Voltaire, who is also a presidential candidate in Haiti's Nov. 28 elections, said the government needs to go from "decision-making to decision-taking.''
The government, he says, is "so full of priorities that they can't choose'' where to focus.
For weeks, Voltaire said, the commission he heads has been awaiting a decision from both Préval and Bellerive on a two-part housing strategy it submitted. The strategy involves putting transitional shelters on demolished lots and helping people return home by providing them with a financial-assistance package to repair their quake-damaged homes.
In exchange for between $2,000 and $30,000 in assistance, building materials or a combination of the two, residents would have to agree to inspections of the work, and use certified workers trained in earthquake-resistant construction.
The second part of the strategy involves the planning of three future communities on the outskirts of the capital, including where Corail is located. The Inter-American Development Bank has designated money to hire a firm to do an urban layout, but the process is time-consuming. Voltaire fears that by the time it is done, "you can have 200,000 squatters " living in the hills around Corail. Bellerive said the government has various rebuilding strategies, including Voltaire's.
"Housing is not only a matter of land and construction, it is mostly a question of financing and management. How are we going to finance the construction? How are we going to guarantee the services for heavy concentration of population? We cannot rebuild slums,'' he said.
TEMPORARY SHELTER
Only 13,073 temporary shelters have been built throughout Haiti out of a goal of 135,000 by the end of next August, according to the shelter cluster. Fewer than 100 temporary shelters have been completed at Corail.
Even before the earthquake wiped out 100,000 homes, Haiti struggled with a massive housing shortage as its impoverished masses haphazardly built any how and anywhere. Few places show the complexity of rebuilding than Fort National, a slum community not far from the caved-in National Palace.
Préval has been dispatching government bulldozers and other heavy equipment to the neighborhood to remove rubble. He's asked NGOs to redirect cash-for-work dollars to area residents to involve them in the clean up. And Préval has been championing the idea of replacing residents' concrete shacks with multistory apartment buildings.
"We've always promoted the idea that people should be encouraged to go back home and that's what Fort National is about,'' said Adrian, the U.N. housing expert.
This summer, after being deluged with housing requests, Bellerive and Clinton endorsed the idea of an international housing expo of anti-seismic houses for Haiti.
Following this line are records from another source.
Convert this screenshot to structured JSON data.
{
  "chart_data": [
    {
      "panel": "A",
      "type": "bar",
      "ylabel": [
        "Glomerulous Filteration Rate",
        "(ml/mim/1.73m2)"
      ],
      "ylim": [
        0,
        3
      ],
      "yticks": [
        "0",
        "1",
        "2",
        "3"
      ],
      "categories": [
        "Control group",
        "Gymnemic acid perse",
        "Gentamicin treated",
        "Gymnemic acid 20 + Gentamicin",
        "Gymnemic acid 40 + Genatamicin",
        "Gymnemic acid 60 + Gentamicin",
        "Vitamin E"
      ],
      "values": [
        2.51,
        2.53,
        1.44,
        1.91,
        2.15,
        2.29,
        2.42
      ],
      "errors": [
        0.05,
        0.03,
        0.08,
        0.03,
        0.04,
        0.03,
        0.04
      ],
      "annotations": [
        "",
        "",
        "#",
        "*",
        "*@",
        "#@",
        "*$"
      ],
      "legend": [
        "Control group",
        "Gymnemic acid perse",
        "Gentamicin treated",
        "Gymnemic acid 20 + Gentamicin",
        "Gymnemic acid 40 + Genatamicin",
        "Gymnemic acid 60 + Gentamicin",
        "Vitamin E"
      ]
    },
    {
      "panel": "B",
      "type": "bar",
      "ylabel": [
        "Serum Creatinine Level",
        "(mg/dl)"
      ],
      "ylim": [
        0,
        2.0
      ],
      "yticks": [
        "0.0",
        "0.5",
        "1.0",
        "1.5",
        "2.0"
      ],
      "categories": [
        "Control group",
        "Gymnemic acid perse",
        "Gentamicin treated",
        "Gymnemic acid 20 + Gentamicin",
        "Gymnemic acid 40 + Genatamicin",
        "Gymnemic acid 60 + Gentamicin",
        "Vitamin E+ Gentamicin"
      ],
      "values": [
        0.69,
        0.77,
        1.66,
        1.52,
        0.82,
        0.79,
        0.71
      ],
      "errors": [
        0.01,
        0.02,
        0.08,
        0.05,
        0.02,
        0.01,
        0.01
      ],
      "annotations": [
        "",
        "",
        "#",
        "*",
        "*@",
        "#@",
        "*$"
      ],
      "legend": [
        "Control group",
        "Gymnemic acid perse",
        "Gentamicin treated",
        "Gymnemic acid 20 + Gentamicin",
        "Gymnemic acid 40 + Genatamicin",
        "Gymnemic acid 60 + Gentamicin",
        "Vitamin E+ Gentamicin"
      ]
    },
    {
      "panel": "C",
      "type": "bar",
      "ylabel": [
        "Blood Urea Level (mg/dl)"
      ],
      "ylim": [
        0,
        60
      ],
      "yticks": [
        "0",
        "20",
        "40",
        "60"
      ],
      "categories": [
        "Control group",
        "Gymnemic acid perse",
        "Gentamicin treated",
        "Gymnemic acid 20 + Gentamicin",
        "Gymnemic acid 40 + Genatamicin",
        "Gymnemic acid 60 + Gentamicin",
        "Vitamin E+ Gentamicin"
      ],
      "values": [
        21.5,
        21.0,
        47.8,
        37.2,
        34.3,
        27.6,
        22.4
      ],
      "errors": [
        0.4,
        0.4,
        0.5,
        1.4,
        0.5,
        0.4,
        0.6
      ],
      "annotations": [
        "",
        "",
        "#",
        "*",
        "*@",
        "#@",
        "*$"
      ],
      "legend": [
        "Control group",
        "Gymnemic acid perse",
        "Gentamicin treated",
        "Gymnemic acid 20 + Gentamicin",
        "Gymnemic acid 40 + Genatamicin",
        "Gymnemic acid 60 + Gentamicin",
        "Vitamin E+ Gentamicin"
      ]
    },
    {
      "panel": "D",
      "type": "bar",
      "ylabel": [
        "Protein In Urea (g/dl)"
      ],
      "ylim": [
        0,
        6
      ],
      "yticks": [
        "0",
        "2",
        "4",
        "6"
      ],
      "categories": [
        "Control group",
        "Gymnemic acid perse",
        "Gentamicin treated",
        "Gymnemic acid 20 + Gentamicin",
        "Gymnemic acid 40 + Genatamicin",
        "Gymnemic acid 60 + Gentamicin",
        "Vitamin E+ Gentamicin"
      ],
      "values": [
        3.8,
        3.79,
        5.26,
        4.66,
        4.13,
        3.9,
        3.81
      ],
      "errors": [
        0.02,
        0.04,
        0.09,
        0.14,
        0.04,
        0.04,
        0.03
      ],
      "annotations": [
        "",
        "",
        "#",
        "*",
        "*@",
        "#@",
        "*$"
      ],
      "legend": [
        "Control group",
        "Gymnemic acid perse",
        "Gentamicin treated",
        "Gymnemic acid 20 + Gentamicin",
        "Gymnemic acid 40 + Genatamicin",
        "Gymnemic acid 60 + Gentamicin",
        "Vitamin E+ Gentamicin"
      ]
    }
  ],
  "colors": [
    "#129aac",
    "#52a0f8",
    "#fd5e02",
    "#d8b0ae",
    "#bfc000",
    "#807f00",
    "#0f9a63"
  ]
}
Some 380 proposals were received.
A jury will soon choose the best five models, which will be a living showcase in a planned community on government-owned land in Port-au-Prince. Quake victims will live in them, and the idea is to replicate the housing designs throughout Haiti.
But until that happens, frustrations continue to grow in and around Corail as residents wait on temporary plywood shelters that have been slow in coming.